Vénus
chora noite e dia! Acabou de chegar a casa, vem cansada. Frequenta aulas de
Yoga para descomprimir, já foi alvo de uma série de operações plásticas. A fama
assim o exige, ser a deusa mais bela do Olimpo tem muito que se lhe diga! Todos
os dias, é o mesmo ritual: agarra no retrato do seu filho Cupido e chora
desalmadamente. Era lindo de morrer! Criança fofinha, de loura cabeleira de
fartos caracóis, nu, puro e cego, mas sempre certeiro! Adorável! Quanta gente
feliz à sua custa!
Vénus
martirizando-se: - E agora? O que fazes, Cupido?! Onde andas, Cupido?
Vénus
culpa-se todos os dias pelo erro de educação, não era nada disto que tinha
planeado. Cupido só gera apatia e discórdias um pouco por todo o mundo.
Marte
chora também noite e dia! Acabou de chegar a casa, vem cansadíssimo, frequenta
sessões de psicanálise há três meses, já foi alvo de quatro internamentos. Ser
dos mais fortes do Olimpo com fama de fraco pai é dura responsabilidade!
Marte
repreendendo: - Quantas vezes já te
disse que isso não se faz!
Cupido
repetindo, sem misericórdia: - O quê?!! O que é que eu fiz?
Cupido
tem, neste momento, idade para ter juízo, mas não tem. Fez uma operação às
cataratas, mas cada vez está mais cego.
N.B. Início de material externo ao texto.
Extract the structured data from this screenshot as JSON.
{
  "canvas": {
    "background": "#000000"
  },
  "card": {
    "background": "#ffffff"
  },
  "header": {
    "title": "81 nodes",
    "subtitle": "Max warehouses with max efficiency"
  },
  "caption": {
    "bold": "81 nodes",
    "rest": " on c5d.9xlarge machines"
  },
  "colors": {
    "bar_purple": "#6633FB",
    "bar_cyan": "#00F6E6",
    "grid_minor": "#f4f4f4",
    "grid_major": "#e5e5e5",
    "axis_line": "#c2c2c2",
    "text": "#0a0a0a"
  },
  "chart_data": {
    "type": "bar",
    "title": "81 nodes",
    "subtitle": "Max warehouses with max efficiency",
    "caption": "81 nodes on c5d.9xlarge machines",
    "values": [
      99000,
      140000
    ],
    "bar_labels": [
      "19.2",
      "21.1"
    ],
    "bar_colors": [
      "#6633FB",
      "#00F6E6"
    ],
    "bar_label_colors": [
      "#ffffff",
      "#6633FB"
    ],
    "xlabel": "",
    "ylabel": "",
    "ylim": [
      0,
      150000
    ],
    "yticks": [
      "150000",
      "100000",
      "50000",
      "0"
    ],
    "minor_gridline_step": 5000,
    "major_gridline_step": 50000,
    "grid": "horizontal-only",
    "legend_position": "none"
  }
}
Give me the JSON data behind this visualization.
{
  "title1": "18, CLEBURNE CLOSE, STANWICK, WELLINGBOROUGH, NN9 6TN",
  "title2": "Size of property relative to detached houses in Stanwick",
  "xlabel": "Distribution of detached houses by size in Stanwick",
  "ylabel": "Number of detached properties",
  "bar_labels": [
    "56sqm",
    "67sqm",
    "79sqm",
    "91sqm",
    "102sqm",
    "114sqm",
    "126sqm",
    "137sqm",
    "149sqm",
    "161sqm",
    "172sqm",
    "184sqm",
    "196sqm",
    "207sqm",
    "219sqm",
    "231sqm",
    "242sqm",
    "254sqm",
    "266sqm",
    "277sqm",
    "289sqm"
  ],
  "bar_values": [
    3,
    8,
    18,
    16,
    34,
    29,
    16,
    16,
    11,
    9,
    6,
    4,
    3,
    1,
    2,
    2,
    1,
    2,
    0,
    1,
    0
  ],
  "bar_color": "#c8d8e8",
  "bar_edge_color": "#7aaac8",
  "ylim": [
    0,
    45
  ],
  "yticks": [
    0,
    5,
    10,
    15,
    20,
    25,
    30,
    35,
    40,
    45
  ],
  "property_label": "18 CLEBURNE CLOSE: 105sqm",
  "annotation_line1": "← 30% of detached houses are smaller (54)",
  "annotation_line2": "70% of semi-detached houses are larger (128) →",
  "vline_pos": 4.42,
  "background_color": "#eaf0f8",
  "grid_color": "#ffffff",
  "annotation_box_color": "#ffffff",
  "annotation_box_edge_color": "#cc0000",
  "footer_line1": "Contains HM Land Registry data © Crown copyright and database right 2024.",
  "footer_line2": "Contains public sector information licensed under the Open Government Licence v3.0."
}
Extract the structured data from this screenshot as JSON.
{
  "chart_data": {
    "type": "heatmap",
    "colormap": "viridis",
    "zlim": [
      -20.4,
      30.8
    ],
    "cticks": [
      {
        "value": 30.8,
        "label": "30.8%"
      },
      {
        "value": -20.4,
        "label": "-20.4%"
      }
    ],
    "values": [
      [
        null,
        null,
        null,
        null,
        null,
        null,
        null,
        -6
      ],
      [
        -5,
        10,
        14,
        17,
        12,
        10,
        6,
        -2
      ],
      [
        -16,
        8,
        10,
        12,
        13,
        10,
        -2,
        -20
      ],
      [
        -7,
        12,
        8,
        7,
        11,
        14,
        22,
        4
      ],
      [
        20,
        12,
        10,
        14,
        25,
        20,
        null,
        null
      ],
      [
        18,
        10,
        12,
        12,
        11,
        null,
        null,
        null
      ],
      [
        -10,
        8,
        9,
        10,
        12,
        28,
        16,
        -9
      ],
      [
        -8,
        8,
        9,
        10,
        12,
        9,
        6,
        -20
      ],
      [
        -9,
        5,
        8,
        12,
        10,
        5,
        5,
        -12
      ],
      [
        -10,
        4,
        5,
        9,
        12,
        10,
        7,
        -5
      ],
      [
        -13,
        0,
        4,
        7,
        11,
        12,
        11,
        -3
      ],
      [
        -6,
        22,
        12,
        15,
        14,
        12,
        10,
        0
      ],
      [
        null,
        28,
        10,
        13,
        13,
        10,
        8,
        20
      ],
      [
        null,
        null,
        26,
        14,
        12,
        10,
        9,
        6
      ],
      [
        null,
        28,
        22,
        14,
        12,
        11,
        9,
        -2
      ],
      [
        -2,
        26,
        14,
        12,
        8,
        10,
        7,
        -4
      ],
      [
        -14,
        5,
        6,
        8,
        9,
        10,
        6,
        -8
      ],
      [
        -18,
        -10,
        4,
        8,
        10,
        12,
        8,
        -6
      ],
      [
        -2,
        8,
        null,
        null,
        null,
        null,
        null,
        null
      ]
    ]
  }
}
Comprou uns óculos, estilo Abrunhosa, e
ficou com ar aborrecido. Pensou e repensou: andar nu, mostrando as suas
desgraças, não era de todo aconselhado. Assumiu, finalmente, a sua masculinidade e, todos os sábados de
manhã, diverte-se em animadas sessões de Paintball,
usando fato de treino da Adidas. É um verdadeiro labirinto de confrontos.
Cupido
divertindo-se: - Ora bem, vamos lá ver se nos entendemos! É para atirar a matar
ou não? Não há pancadinha de amor, nem ferida que dói e não se sente. Agora é a
doer! Ou vai ou racha!
Para
ele, desde que se assumira como um verdadeiro macho, acabara-se a Paixão e o
Amor, sentimentos idiotas que deixam qualquer um desconcertado e sem motivo. A paixão
passou à história, é sombra em chão
irreal.
Paixão:
– Não me convences, estás bem enganado. Eu não acredito em realidades.
Cupido
implacável: - E, na realidade, estou pronto para atirar e acertar, já tenho o
material necessário de ataque, tenho vontade e força.
Paixão:
- Aprendeste a manusear esse arco maldito e tens atirado à toa umas quantas
flechas e nem sabes as mortes que isso tem causado!
Cupido
hipocritamente: - Mas a minha armadura é de paz, não faz mal a ninguém! Tranquiliza
de vez! Irrita-te este meu modo prático de ser, não é?
Amor:
- Apesar do teu chão ser mais real que o meu, deverás ter a humildade
necessária para te convenceres do contrário: não vais conseguir atirar a matar!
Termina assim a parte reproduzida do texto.